過去から現在までのチョコ歴史を見てもこれを超えるチョコレートはない!
ゴディバなんてものは口にしたことが無いので分からいのですが。

 

 

その後様々な窃盗や万引きを繰り返した彼(当時流行ったドラゴンボールZカード、ビックリマンシール等クラスメイトから盗む)は、父と母に精神科を受診させられたのでした。

 

どこの何と言う精神病院かは覚えていないのですが、とにかく沢山の塞ぎこんだおじさんやおばさんが待合室に沢山いたことを覚えている。
何故か彼も同じようにベンチに腰掛け、両腕を膝に置き、首をうな垂れて何故か周りと同じ格好になっていた。
それについて母が、「この子周りと同じ恰好しちょうがw」と言っていた。

 

診察
男性の先生の診察が始まった、話した内容は家族について、何故悪いことをしてしまうのか等
(詳細はどうだったかな・・・)
一番覚えているのは絵を書いたこと、山と川と木を書いて
それから家を描いた。
結果は分からずじまい、教えてもらえなかった。
ただ、先生からのアドバイスとしては体を動かし、発散させること。
「例えば体操とか・・・」と言う見解。
彼の両親は先生の言った「体操」ということしか頭になく、彼は
それならば”空手がやりたい”といったのですが、先生が体操といったから空手はだめだという事でした。
今考えればアホ丸出し、本人のやりたくないことをやらせてもまったく意味が無いのです。
体操よりも体を動かす・発散させるといった事に着目するべきであると思います。

 

結局彼は両親が探した体操クラブに入会することになった。
初めは地獄の柔軟体操、並べられたマットに子供たちがそれぞれ陣取り、個人で柔軟体操を始める、
端から先生二人組が一人を押さえつけて限界以上に股を裂き、20秒数える。
彼は先生が回って来る事が恐怖でならなかった、縦に股裂き、固定され、上からこれでもかと体重をかけられる。
痛い、苦しい、悶絶
それ方本格的に前転から始まり、徐々にレベルが上がっていく。
それなりにちゃんとしたクラブだったのでかなり厳しい、怒鳴り声も聞こえてくる。
彼はとても嫌だった。
一か月二か月経つにつれ、彼は上達し始め、少しではあるがその中で出来るようになっていく楽しみの
ような物が芽生えてきた。
だが、柔軟は相変わらず地獄の苦しみ。
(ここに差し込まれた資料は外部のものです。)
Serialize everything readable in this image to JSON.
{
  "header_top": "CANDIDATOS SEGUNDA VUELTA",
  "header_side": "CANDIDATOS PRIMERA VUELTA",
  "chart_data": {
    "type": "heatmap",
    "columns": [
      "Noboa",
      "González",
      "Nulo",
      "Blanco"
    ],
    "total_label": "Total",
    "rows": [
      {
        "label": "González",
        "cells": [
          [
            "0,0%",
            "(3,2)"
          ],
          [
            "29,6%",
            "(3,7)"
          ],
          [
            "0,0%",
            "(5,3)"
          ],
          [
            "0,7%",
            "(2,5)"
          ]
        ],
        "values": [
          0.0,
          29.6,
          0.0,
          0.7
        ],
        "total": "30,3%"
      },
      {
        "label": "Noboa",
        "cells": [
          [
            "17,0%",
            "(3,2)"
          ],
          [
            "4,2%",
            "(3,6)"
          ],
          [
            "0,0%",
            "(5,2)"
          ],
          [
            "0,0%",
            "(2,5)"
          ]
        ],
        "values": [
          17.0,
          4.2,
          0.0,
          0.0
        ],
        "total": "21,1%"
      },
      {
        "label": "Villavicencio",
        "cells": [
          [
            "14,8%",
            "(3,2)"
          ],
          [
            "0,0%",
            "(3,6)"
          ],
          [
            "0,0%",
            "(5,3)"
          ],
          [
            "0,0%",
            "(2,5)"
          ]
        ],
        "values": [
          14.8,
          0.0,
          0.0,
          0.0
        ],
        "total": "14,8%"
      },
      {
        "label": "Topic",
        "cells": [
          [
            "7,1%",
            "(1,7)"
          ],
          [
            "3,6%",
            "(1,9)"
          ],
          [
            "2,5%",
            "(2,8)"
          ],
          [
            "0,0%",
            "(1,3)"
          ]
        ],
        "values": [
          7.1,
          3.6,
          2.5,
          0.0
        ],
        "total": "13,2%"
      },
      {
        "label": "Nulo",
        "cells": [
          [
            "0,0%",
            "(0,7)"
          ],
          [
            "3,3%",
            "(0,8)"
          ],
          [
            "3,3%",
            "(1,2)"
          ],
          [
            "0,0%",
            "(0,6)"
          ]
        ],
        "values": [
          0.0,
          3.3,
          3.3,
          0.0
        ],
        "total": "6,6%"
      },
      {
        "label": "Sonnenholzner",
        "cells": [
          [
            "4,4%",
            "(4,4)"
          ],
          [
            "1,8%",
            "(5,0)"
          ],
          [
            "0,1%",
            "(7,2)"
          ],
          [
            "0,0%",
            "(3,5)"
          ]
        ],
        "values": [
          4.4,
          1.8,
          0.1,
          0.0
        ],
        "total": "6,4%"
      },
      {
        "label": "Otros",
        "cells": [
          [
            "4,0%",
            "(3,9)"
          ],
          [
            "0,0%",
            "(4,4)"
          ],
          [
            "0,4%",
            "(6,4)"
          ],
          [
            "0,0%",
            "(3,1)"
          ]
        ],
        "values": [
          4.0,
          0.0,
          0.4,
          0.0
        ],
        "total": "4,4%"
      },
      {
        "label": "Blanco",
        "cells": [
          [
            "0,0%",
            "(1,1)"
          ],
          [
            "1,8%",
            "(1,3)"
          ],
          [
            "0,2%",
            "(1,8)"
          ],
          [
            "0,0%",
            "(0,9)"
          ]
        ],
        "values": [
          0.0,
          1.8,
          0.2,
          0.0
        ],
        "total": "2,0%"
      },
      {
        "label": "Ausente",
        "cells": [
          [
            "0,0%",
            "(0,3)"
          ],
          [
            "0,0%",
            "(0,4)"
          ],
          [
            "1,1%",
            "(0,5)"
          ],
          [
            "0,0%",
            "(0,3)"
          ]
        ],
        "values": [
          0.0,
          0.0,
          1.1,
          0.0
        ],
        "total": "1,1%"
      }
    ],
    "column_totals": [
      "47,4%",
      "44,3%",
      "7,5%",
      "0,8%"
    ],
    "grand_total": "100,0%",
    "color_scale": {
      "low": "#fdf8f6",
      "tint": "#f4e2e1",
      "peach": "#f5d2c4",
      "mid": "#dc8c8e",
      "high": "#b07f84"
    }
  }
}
(この時体はかなり柔らかくなっていた)

 

彼の体は成長しているため身長も伸びてかなり背が高くなっていったが、それに伴って
彼の膝に異変が起こり始めていた。
半月板の下あたりがとがって痛くなってきた、立ち座りも痛い。
どこかに軽くぶつけても痛い、激痛。
体操の着地もろくにできない、痛くて着地できない、転がってしまう。
だが、両親は彼を病院に連れていく事は無かった。
この時も相変わらず暴言、暴力、ネグレクト、寝れない、多々続いていた。
精神的に何も発散できてはいなかった。
練習がない日は、盗み、万引き、お菓子や物に対する欲は日に日に増していく。
それと同時に、窃盗のスキルは上がっていった。
お菓子や物、本にとどまらず、自転車にも手が伸びていた。
小さいころから彼は自転車を買ってもらえなかったからだ、だらと言って盗んでいいものではない。
そして、親の財布にも手を伸ばすようになっていった。